El Faro’s Sister Ship Loses Power Offshore

Yet another TOTE Maritime ship lost power and drifted for hours on the open seas this past Tuesday. A sister ship to the El Faro, the North Star lost engine power off the coast of Canada this week while sailing from Alaska to Washington. The engine failed to restart, forcing the crew to drift aimlessly for hours until the crew discovered the issue: an electrical problem that crippled the engine (until it was repaired). It was still accompanied by a tug boat until it reached Washington.

Like the El Faro, the North Star is due to be retrofitted this fall. Its scheduled repair will convert it to natural gas, hopefully preventing issues like this one or the one that plagued the El Faro, which also suffered from frequent engine failure. In a haunting parallel, the El Faro was intended to take up the TOTE routes on the West Coast had it survived Hurricane Joaquin, the same routes the North Star was traveling this week. Thankfully, the weather this week meant only a delay in arrival.

Growing Record of Poor Maintenance

Only four years ago, the North Star was featured on the Canadian documentary TV show Mighty Ships. In the episode, the captain and the crew were forced to deal with unfavorable weather combined with another, tragically familiar issue: a failing engine. What perhaps made for good television years ago is now indicting evidence of a pattern.

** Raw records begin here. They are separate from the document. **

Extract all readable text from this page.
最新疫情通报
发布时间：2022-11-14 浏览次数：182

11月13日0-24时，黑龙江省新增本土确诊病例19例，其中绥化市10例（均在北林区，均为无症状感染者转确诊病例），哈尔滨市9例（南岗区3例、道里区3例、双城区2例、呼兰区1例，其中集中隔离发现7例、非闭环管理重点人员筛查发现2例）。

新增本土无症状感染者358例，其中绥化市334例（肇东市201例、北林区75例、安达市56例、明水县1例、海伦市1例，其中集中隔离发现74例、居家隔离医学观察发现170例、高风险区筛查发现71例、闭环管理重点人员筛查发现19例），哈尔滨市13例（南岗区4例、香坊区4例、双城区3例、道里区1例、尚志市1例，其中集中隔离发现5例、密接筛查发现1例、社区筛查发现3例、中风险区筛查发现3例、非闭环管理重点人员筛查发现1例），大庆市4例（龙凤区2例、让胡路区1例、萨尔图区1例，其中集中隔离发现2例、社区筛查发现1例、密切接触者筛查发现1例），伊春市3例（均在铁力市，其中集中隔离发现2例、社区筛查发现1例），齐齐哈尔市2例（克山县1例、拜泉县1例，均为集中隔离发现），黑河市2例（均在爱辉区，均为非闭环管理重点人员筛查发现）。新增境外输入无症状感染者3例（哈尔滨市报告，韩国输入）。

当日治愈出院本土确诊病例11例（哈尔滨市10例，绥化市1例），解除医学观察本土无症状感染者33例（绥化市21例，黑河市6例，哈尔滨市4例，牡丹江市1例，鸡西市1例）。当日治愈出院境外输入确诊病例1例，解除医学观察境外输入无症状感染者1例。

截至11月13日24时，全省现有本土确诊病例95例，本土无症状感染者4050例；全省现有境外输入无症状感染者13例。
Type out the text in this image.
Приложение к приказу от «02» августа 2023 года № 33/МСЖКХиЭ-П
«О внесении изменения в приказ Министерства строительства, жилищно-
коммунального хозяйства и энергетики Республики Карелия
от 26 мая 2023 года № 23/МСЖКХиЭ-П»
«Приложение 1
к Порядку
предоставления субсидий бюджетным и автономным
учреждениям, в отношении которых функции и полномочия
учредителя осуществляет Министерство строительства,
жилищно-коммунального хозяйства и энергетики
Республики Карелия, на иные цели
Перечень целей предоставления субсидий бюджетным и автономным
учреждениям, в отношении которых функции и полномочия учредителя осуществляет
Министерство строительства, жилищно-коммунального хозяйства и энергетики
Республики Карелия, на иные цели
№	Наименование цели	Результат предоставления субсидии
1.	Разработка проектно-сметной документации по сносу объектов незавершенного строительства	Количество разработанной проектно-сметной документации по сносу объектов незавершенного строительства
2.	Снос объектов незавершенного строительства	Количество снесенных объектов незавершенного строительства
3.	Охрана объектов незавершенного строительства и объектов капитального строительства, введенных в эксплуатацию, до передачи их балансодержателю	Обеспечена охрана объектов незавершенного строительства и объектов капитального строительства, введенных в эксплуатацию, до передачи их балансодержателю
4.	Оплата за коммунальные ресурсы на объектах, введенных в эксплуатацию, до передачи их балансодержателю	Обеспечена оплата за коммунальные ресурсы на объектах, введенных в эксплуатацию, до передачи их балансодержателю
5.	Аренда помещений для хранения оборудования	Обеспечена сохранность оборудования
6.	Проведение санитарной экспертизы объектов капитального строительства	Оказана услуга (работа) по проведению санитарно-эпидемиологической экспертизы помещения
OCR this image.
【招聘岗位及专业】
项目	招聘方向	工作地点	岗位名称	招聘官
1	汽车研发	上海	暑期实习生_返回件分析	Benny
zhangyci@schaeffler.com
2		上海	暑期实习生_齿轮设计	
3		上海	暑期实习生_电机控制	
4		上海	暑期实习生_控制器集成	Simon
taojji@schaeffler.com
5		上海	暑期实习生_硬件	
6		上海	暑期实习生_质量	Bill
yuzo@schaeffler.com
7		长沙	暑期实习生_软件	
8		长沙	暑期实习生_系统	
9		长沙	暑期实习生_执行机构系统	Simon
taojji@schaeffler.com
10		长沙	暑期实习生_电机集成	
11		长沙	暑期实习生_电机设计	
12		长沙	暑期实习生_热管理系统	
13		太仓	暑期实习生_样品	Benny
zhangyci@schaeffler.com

The El Faro was lost at sea when it experienced similar engine failure during Hurricane Joaquin. TOTE Maritime insists that it is not responsible for what happened to the crew of the El Faro, and that the families left behind by the lost crew are legally limited in the damages they can seek. However, what happened to the El Faro was no fluke. The ship itself had a history of maintenance issues, including 23 documented by the Coast Guard alone in the last 12 years. 

The fact that yet another one of their ships is suffering from a history of engine failure, merely months after a sister ship was lost at sea for a similar issue, is no small thing. Ship owners take the lives of their crew and employees in their hands when they put them on the company’s vessels. If the vessels prove themselves to be unseaworthy, TOTE Maritime has a responsibility to repair those issues quickly and effectively—before another tragedy occurs.